Print vazado: membro se diz ‘perseguido’ ao saber da investigação (Reprodução/Redes Sociais)

Após a publicação da matéria feita com exclusividade pelo O MUNICIPIO sobre a ‘campanha do ódio’ investigada pela Polícia Civil, alguns integrantes do grupo de WhatsApp ‘Comércio Unido Trabalhar’ se manifestaram sobre a repercussão do caso.

Em troca de mensagens, alguns participantes tentam descredibilizar a denúncia e os denunciantes, enquanto que outros alegaram se sentir ‘censurados’ e ‘perseguidos’ por serem investigados. “A liberdade de expressão está sendo suprimida neste País.

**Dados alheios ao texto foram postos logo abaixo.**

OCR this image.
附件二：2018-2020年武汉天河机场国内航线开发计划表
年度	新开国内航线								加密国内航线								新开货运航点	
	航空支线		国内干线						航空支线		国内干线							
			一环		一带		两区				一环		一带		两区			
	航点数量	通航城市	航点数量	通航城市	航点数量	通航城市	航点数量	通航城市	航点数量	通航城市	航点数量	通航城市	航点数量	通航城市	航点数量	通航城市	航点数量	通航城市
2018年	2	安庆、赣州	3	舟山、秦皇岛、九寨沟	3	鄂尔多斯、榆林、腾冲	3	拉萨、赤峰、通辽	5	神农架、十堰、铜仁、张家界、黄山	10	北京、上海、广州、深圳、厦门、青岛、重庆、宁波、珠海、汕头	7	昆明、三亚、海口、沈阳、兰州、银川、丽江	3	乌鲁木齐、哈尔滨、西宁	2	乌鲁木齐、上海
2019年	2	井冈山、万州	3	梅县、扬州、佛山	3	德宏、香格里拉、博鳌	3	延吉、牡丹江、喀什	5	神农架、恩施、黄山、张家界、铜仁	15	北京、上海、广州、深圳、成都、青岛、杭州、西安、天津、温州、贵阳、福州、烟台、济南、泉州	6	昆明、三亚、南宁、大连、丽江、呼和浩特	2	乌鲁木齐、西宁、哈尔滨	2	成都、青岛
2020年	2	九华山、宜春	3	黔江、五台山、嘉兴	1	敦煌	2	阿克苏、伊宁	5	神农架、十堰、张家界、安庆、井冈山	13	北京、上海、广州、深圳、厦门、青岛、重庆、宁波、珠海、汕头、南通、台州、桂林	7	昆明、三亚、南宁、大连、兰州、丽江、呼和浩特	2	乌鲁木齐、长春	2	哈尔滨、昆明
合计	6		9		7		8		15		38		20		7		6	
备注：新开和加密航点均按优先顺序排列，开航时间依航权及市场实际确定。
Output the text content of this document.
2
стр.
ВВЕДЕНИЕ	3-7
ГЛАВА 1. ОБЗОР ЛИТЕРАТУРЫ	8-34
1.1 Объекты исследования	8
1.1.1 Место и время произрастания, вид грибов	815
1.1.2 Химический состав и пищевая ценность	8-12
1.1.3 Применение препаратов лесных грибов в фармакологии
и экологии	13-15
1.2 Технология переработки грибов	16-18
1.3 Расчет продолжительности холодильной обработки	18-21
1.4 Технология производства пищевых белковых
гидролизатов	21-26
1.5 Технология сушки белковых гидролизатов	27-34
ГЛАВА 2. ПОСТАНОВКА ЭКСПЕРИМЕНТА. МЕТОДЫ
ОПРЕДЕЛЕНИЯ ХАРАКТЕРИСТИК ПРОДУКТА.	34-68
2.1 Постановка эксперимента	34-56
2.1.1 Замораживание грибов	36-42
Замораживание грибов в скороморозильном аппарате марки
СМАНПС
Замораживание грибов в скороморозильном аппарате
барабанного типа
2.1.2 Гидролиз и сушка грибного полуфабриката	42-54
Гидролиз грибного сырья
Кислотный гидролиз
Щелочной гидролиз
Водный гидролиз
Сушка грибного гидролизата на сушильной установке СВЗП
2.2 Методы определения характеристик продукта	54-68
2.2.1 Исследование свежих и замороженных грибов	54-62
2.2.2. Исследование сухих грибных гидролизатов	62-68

Agora estamos sentindo isso na pele. Daqui a pouco nos contentaremos com migalhas”, relatou um dos membros. Em meio ao debate, o que mais chama atenção é que nenhum deles rebateu as acusações pelos quais são investigados.

O caso veio à tona após as denúncias da Câmara Municipal e, posteriormente, do deputado estadual Luiz Fernando Teixeira (PT-SP). Em oficio encaminhado à Polícia Civil e ao Ministério Público, o parlamentar apresenta cópia das conversas trocadas entre os internautas. O teor das mensagens varia desde à disseminação de fake news a uma verdadeira ‘campanha de ódio’, com ofensas pessoais a políticos e autoridades locais, além da arquitetação de ideias para burlar as medidas de restrição das atividades comerciais. Contudo, o mais grave são as ameaças de agressões físicas aos fiscais que estiverem no cumprimento do trabalho.

A Polícia Civil já apreendeu o celular de um dos participantes e prossegue com a apuração do caso.